District Judge Reggie Walton also blocked the admission of Clemens' first major league contract into evidence on the grounds it could prejudice jurors upon seeing the high salaries paid to major league players, USA Today said.

Federal prosecutors are seeking to convict the former pitching great on suspicion of lying to Congress about steroid use as the sport and the courts come to grips with rampant steroid use in the 1990s and 2000s.

"I'm putting you all on warning," Walton told attorneys, according to USA Today. "Those folks (the jury) are fed up ... because they're bored. Somebody's going to pay a price for that.

"I have an obligation to consider the court's time and to make sure these citizens are not having their time wasted and I see that in this case.
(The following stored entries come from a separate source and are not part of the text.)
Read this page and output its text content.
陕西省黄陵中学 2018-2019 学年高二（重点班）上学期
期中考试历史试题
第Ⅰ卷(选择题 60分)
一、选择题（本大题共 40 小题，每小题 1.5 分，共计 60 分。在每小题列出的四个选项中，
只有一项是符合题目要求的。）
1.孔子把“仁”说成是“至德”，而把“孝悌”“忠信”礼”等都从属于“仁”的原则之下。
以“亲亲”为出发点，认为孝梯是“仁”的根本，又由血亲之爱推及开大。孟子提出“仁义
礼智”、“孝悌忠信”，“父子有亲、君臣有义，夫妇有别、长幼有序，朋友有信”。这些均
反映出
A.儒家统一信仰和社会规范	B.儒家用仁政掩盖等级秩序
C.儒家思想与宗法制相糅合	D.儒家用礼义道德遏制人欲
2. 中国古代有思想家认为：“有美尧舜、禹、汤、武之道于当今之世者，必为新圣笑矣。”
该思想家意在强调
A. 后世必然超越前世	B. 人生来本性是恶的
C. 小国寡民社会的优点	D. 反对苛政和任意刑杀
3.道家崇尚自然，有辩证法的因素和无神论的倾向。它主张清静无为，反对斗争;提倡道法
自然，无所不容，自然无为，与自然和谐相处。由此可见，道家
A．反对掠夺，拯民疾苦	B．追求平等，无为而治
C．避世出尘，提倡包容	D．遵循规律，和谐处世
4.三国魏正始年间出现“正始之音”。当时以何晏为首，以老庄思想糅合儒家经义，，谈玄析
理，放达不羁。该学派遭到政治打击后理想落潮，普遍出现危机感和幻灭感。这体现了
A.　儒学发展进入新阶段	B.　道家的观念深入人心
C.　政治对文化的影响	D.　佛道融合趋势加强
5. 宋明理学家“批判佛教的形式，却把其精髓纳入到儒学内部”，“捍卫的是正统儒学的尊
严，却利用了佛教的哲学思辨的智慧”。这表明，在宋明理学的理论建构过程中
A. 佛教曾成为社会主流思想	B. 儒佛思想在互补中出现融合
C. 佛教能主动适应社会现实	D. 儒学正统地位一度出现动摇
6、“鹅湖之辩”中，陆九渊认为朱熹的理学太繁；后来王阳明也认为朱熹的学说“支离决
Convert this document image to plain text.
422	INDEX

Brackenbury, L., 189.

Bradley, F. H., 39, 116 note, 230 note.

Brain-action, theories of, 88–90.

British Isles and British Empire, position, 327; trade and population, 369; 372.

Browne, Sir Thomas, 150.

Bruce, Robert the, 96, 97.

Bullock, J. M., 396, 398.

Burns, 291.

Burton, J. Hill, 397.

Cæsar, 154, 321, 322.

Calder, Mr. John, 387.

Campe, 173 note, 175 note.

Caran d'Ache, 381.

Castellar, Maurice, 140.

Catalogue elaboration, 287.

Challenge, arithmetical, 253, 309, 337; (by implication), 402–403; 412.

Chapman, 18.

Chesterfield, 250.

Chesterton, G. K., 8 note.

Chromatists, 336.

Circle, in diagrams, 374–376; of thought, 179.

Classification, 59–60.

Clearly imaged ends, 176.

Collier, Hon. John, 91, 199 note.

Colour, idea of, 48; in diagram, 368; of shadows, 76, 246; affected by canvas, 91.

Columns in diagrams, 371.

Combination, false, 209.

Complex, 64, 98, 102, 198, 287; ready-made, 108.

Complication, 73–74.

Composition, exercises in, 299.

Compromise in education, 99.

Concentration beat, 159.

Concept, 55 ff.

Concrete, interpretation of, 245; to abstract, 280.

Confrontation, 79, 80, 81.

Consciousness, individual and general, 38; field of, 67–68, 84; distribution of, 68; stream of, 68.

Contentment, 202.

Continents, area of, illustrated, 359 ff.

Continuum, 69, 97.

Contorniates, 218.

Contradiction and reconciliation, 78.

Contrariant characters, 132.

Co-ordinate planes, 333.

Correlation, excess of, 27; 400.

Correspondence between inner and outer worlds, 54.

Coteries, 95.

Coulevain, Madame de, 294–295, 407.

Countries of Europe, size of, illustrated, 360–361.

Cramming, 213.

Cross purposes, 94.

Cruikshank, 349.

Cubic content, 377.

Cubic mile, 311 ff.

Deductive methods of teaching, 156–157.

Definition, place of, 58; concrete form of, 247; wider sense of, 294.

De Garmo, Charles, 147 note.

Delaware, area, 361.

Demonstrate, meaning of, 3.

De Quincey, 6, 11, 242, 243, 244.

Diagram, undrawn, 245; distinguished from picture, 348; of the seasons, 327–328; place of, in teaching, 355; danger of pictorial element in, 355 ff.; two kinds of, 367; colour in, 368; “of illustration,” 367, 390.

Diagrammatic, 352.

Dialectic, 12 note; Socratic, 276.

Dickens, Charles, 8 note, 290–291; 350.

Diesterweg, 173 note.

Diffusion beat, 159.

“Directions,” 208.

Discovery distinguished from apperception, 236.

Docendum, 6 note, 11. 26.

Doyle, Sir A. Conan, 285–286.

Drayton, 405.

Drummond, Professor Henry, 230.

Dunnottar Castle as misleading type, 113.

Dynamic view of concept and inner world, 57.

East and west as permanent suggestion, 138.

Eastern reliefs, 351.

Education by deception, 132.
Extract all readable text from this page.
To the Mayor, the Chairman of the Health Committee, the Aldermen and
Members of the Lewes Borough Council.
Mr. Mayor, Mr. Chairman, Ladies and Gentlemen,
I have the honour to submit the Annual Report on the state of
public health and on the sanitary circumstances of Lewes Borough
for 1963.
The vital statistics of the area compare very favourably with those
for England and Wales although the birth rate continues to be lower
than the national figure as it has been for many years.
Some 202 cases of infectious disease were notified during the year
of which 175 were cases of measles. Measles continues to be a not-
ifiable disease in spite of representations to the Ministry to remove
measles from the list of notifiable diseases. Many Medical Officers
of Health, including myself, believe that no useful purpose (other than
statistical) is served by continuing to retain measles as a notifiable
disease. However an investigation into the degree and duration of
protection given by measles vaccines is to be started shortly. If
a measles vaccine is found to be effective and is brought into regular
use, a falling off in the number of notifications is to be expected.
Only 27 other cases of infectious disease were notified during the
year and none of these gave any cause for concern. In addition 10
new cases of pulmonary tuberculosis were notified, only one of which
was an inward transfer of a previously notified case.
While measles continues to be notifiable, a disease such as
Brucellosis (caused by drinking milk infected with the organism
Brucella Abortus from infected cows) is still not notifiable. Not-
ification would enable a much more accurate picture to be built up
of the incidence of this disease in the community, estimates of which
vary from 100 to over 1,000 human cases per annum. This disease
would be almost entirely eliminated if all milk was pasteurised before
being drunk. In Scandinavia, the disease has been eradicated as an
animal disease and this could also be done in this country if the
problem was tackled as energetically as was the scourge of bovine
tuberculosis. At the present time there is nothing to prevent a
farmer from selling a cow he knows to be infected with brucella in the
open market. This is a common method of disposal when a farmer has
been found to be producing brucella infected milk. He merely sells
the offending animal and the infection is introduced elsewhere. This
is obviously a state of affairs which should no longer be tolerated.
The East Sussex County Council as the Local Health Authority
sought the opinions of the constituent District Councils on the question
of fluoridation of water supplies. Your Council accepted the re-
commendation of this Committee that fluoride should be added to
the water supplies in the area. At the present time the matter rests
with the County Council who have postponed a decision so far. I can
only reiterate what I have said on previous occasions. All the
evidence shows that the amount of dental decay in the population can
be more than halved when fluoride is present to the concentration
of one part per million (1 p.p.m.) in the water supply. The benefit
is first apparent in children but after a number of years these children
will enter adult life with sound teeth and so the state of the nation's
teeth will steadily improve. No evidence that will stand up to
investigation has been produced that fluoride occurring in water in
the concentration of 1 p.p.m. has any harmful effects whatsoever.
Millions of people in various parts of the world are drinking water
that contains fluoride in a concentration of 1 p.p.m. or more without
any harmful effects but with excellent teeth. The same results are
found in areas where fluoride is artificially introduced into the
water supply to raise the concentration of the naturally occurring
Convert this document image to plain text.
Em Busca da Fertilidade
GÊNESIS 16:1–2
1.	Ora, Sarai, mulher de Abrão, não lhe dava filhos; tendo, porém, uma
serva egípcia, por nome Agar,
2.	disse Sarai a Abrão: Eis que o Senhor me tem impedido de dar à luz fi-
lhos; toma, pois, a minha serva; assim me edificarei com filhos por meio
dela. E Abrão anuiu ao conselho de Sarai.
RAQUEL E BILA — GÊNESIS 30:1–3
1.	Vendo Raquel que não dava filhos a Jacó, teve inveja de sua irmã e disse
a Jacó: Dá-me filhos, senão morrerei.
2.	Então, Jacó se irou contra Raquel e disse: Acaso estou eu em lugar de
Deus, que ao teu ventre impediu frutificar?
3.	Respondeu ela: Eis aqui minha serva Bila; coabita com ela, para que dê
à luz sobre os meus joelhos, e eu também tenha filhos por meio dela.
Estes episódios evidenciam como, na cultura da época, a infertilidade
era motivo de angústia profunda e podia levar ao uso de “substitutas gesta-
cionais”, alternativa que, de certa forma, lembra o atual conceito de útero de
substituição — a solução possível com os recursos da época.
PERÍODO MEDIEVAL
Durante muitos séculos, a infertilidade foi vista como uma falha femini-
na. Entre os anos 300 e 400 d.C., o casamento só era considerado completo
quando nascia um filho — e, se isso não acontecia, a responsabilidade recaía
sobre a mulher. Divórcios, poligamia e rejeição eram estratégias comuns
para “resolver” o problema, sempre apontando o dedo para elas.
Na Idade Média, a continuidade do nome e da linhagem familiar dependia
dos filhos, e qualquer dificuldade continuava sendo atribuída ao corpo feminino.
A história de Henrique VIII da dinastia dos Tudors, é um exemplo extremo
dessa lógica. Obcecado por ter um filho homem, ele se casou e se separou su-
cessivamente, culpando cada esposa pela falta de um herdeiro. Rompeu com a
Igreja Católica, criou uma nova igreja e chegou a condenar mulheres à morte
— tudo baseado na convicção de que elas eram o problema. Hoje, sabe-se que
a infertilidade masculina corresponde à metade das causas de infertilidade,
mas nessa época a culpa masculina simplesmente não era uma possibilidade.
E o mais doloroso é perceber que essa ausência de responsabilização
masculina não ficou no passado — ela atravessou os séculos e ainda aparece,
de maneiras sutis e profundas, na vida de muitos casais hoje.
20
I've got to move this case along," Walton said.

The trial began April 16.

Defense attorney Rusty Hardin argued against showing jurors Clemens' first contract, saying it would only "inflame the jury."

Clemens made more than $150 million over his 23 seasons, including $140,000 his rookie season, according to Baseball-Reference.com.

The seven-time Cy Young Award winner was indicted in 2010 for perjury and obstruction over 2008 testimony to Congress in which he denied taking steroids and human growth hormones.

This is the second trial. Walton declared a mistrial after two days of arguments during Clemens' first trial in July 2011 when prosecutors showed jurors a video clip that included material he had banned from the case unless the information was raised by Clemens' defense team.